In those years a migration in reverse occured, reports a book called ”Memories and tales of the Mediterranean – Story of the Sicilian migration to Tunisia between the nineteenth and twentieh century” curated by MC Editions (in Italian and French) and edited by Alfonso Campisi, professor of Romance linguistics at the university of Manouba in Tunisia and Flaviano Pisanelli, associated professor at the University of Montpellier, Paul Valery.

At a time of predominant south-north migrations, it is interesting to recall a widely unknown page of Italian history such as the one of the Italians of Tunisia.

Italians, Sicilians in particular, left deep traces of their culture and traditions in Tunisia.

”They arrived with simple boats from the Sicilian coast and brought the little they had.
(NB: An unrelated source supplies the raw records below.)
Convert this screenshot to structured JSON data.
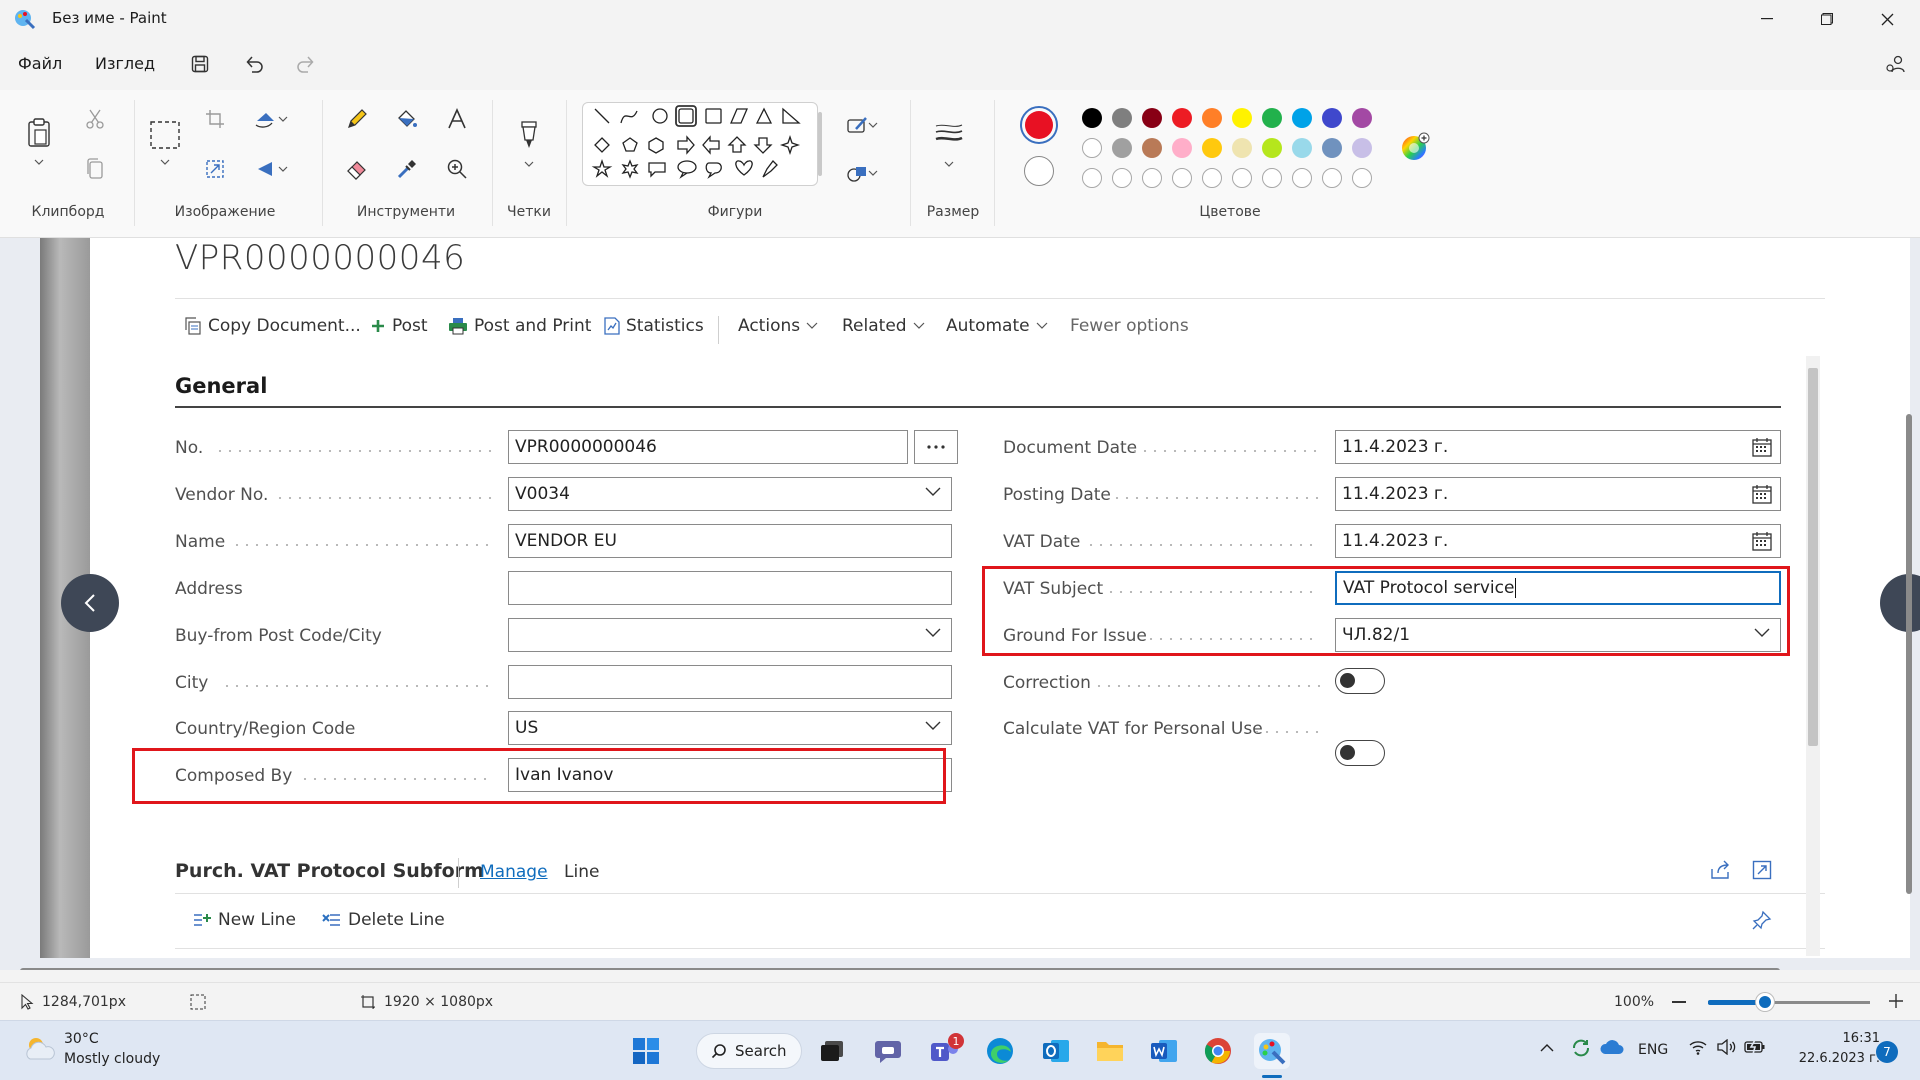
{
  "window": {
    "title": "Без име - Paint"
  },
  "menu": {
    "file": "Файл",
    "view": "Изглед"
  },
  "ribbon": {
    "groups": {
      "clipboard": "Клипборд",
      "image": "Изображение",
      "tools": "Инструменти",
      "brushes": "Четки",
      "shapes": "Фигури",
      "size": "Размер",
      "colors": "Цветове"
    },
    "primary_color": "#e81123",
    "secondary_color": "#ffffff",
    "palette_row1": [
      "#000000",
      "#7f7f7f",
      "#880015",
      "#ed1c24",
      "#ff7f27",
      "#fff200",
      "#22b14c",
      "#00a2e8",
      "#3f48cc",
      "#a349a4"
    ],
    "palette_row2": [
      "#ffffff",
      "#a0a0a0",
      "#b97a57",
      "#ffaec9",
      "#ffc90e",
      "#efe4b0",
      "#b5e61d",
      "#99d9ea",
      "#7092be",
      "#c8bfe7"
    ]
  },
  "bc": {
    "doc_number": "VPR0000000046",
    "actions": {
      "copy_document": "Copy Document...",
      "post": "Post",
      "post_and_print": "Post and Print",
      "statistics": "Statistics",
      "actions": "Actions",
      "related": "Related",
      "automate": "Automate",
      "fewer_options": "Fewer options"
    },
    "section_general": "General",
    "left_fields": {
      "no_label": "No.",
      "no_value": "VPR0000000046",
      "vendor_no_label": "Vendor No.",
      "vendor_no_value": "V0034",
      "name_label": "Name",
      "name_value": "VENDOR EU",
      "address_label": "Address",
      "address_value": "",
      "postcode_label": "Buy-from Post Code/City",
      "postcode_value": "",
      "city_label": "City",
      "city_value": "",
      "country_label": "Country/Region Code",
      "country_value": "US",
      "composed_by_label": "Composed By",
      "composed_by_value": "Ivan Ivanov"
    },
    "right_fields": {
      "doc_date_label": "Document Date",
      "doc_date_value": "11.4.2023 г.",
      "posting_date_label": "Posting Date",
      "posting_date_value": "11.4.2023 г.",
      "vat_date_label": "VAT Date",
      "vat_date_value": "11.4.2023 г.",
      "vat_subject_label": "VAT Subject",
      "vat_subject_value": "VAT Protocol service",
      "ground_label": "Ground For Issue",
      "ground_value": "ЧЛ.82/1",
      "correction_label": "Correction",
      "calc_vat_label": "Calculate VAT for Personal Use"
    },
    "subform": {
      "title": "Purch. VAT Protocol Subform",
      "tab_manage": "Manage",
      "tab_line": "Line",
      "new_line": "New Line",
      "delete_line": "Delete Line"
    }
  },
  "status": {
    "cursor_pos": "1284,701px",
    "canvas_size": "1920 × 1080px",
    "zoom": "100%",
    "zoom_fraction": 0.35
  },
  "taskbar": {
    "weather_temp": "30°C",
    "weather_desc": "Mostly cloudy",
    "search": "Search",
    "teams_badge": "1",
    "lang": "ENG",
    "time": "16:31",
    "date": "22.6.2023 г.",
    "notif_count": "7"
  }
}
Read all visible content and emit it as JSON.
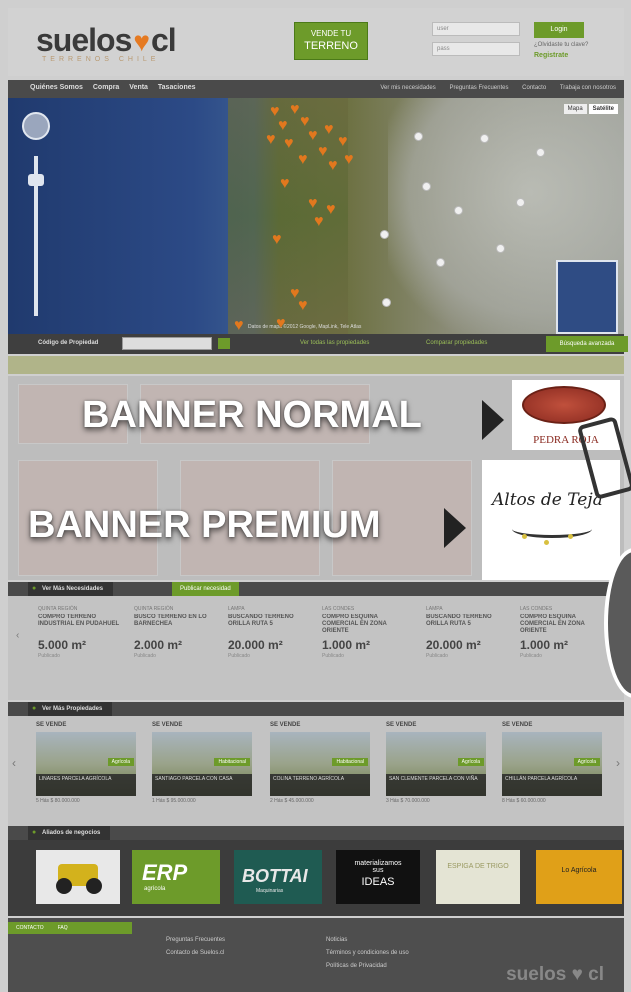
{
  "header": {
    "logo_text_left": "suelos",
    "logo_heart": "♥",
    "logo_text_right": "cl",
    "logo_sub": "TERRENOS CHILE",
    "vender_small": "VENDE TU",
    "vender_big": "TERRENO",
    "user_placeholder": "user",
    "pass_placeholder": "pass",
    "login_label": "Login",
    "forgot_label": "¿Olvidaste tu clave?",
    "register_label": "Registrate"
  },
  "nav": {
    "left": [
      "Quiénes Somos",
      "Compra",
      "Venta",
      "Tasaciones"
    ],
    "right": [
      "Ver mis necesidades",
      "Preguntas Frecuentes",
      "Contacto",
      "Trabaja con nosotros"
    ]
  },
  "map": {
    "type_buttons": [
      "Mapa",
      "Satélite"
    ],
    "attribution": "Datos de mapa ©2012 Google, MapLink, Tele Atlas"
  },
  "mapbar": {
    "code_label": "Código de Propiedad",
    "link_all": "Ver todas las propiedades",
    "link_compare": "Comparar propiedades",
    "search_label": "Búsqueda avanzada"
  },
  "banners": {
    "normal_label": "BANNER NORMAL",
    "premium_label": "BANNER PREMIUM",
    "pedra_name": "PEDRA ROJA",
    "altos_name": "Altos de Teja"
  },
  "needs": {
    "tab_label": "Ver Más Necesidades",
    "tab2_label": "Publicar necesidad",
    "items": [
      {
        "loc": "QUINTA REGIÓN",
        "title": "COMPRO TERRENO INDUSTRIAL EN PUDAHUEL",
        "area": "5.000 m²",
        "date": "Publicado"
      },
      {
        "loc": "QUINTA REGIÓN",
        "title": "BUSCO TERRENO EN LO BARNECHEA",
        "area": "2.000 m²",
        "date": "Publicado"
      },
      {
        "loc": "LAMPA",
        "title": "BUSCANDO TERRENO ORILLA RUTA 5",
        "area": "20.000 m²",
        "date": "Publicado"
      },
      {
        "loc": "LAS CONDES",
        "title": "COMPRO ESQUINA COMERCIAL EN ZONA ORIENTE",
        "area": "1.000 m²",
        "date": "Publicado"
      },
      {
        "loc": "LAMPA",
        "title": "BUSCANDO TERRENO ORILLA RUTA 5",
        "area": "20.000 m²",
        "date": "Publicado"
      },
      {
        "loc": "LAS CONDES",
        "title": "COMPRO ESQUINA COMERCIAL EN ZONA ORIENTE",
        "area": "1.000 m²",
        "date": "Publicado"
      }
    ]
  },
  "props": {
    "tab_label": "Ver Más Propiedades",
    "items": [
      {
        "head": "SE VENDE",
        "tag": "Agrícola",
        "cap": "LINARES PARCELA AGRÍCOLA",
        "meta": "5 Hás  $ 80.000.000"
      },
      {
        "head": "SE VENDE",
        "tag": "Habitacional",
        "cap": "SANTIAGO PARCELA CON CASA",
        "meta": "1 Hás  $ 95.000.000"
      },
      {
        "head": "SE VENDE",
        "tag": "Habitacional",
        "cap": "COLINA TERRENO AGRÍCOLA",
        "meta": "2 Hás  $ 45.000.000"
      },
      {
        "head": "SE VENDE",
        "tag": "Agrícola",
        "cap": "SAN CLEMENTE PARCELA CON VIÑA",
        "meta": "3 Hás  $ 70.000.000"
      },
      {
        "head": "SE VENDE",
        "tag": "Agrícola",
        "cap": "CHILLÁN PARCELA AGRÍCOLA",
        "meta": "8 Hás  $ 60.000.000"
      }
    ]
  },
  "allies": {
    "tab_label": "Aliados de negocios",
    "erp_big": "ERP",
    "erp_small": "agrícola",
    "bottai_big": "BOTTAI",
    "bottai_small": "Maquinarias",
    "ideas_line1": "materializamos",
    "ideas_line2": "sus",
    "ideas_line3": "IDEAS",
    "espiga": "ESPIGA DE TRIGO",
    "yellow": "Lo Agrícola"
  },
  "footer": {
    "tags": [
      "CONTACTO",
      "FAQ"
    ],
    "col1": [
      "Preguntas Frecuentes",
      "Contacto de Suelos.cl"
    ],
    "col2": [
      "Noticias",
      "Términos y condiciones de uso",
      "Políticas de Privacidad"
    ],
    "logo_left": "suelos",
    "logo_heart": "♥",
    "logo_right": "cl"
  }
}
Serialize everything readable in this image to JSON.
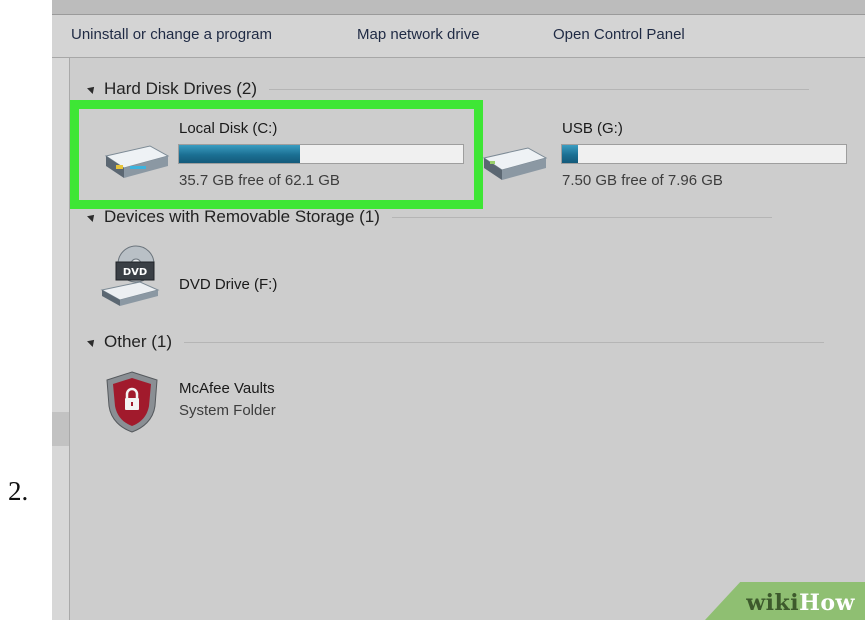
{
  "step": {
    "number": "2."
  },
  "toolbar": {
    "uninstall_label": "Uninstall or change a program",
    "map_drive_label": "Map network drive",
    "control_panel_label": "Open Control Panel"
  },
  "groups": {
    "hard_disks": {
      "title": "Hard Disk Drives (2)"
    },
    "removable": {
      "title": "Devices with Removable Storage (1)"
    },
    "other": {
      "title": "Other (1)"
    }
  },
  "drives": {
    "local": {
      "name": "Local Disk (C:)",
      "free_text": "35.7 GB free of 62.1 GB",
      "used_fraction": 0.425,
      "icon": "hard-drive-icon"
    },
    "usb": {
      "name": "USB (G:)",
      "free_text": "7.50 GB free of 7.96 GB",
      "used_fraction": 0.058,
      "icon": "usb-drive-icon"
    },
    "dvd": {
      "name": "DVD Drive (F:)",
      "icon": "dvd-drive-icon",
      "icon_text": "DVD"
    },
    "mcafee": {
      "name": "McAfee Vaults",
      "subtitle": "System Folder",
      "icon": "mcafee-shield-icon"
    }
  },
  "colors": {
    "highlight": "#3ee635",
    "bar_fill": "#1b6f93"
  },
  "watermark": {
    "part1": "wiki",
    "part2": "How"
  }
}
Some left with livestock and imported the Sicilian-Sardinian breed of sheep to Tunisia, characterised by a bushy tale, called ”lia” in Tunisian Arabic; others came with a vine variety from the island of Pantelleria and launched the production of muscat wine, known in Tunisia by the name of ”Muscat de Kélibia”; those who owned nothing at all, left Italy with what they had: misery, desparation, the will to work and hope of a better future” Campisi told ANSAmed.

”These people – he added – were workers, farmers, fishermen, they knew how to build and created entire neighbourhoods which spread to the whole country with the name of ”Petite Sicile” (Little Sicily), they managed to integrate with the locals and gave birth to a Sabir-Sicilian-Arab-French language.

The book written by Campisi and Pisanelli tells the tale of the “illegal tourists” (as Sicilians were described at the time by Tunisian newspaper in French ”Le petit matin’ ) arriving in droves to the Tunisian coast between the nineteenth and twentieth century.

It’s an impassioned historical, linguistic, and cultural research tracing the adventurous trip from the northern to the southern flank of the Mediterranean carried out by the means of interviews with the Sicilians of Tunisia, nowadays scattered in France, Italy, America and Canada.

The authors also intended the book as a denounciation of the policies of the Italian authorities of the time, unable to manage the flow of migrants returning to Italy after Tunisian independence stripped them of their lands. Following 1964, many of them ended up in virtual ”migrant camps” virtually unknow to most Italians. The book – out in October – sheds light on one of the most obscure stories of Italian migration.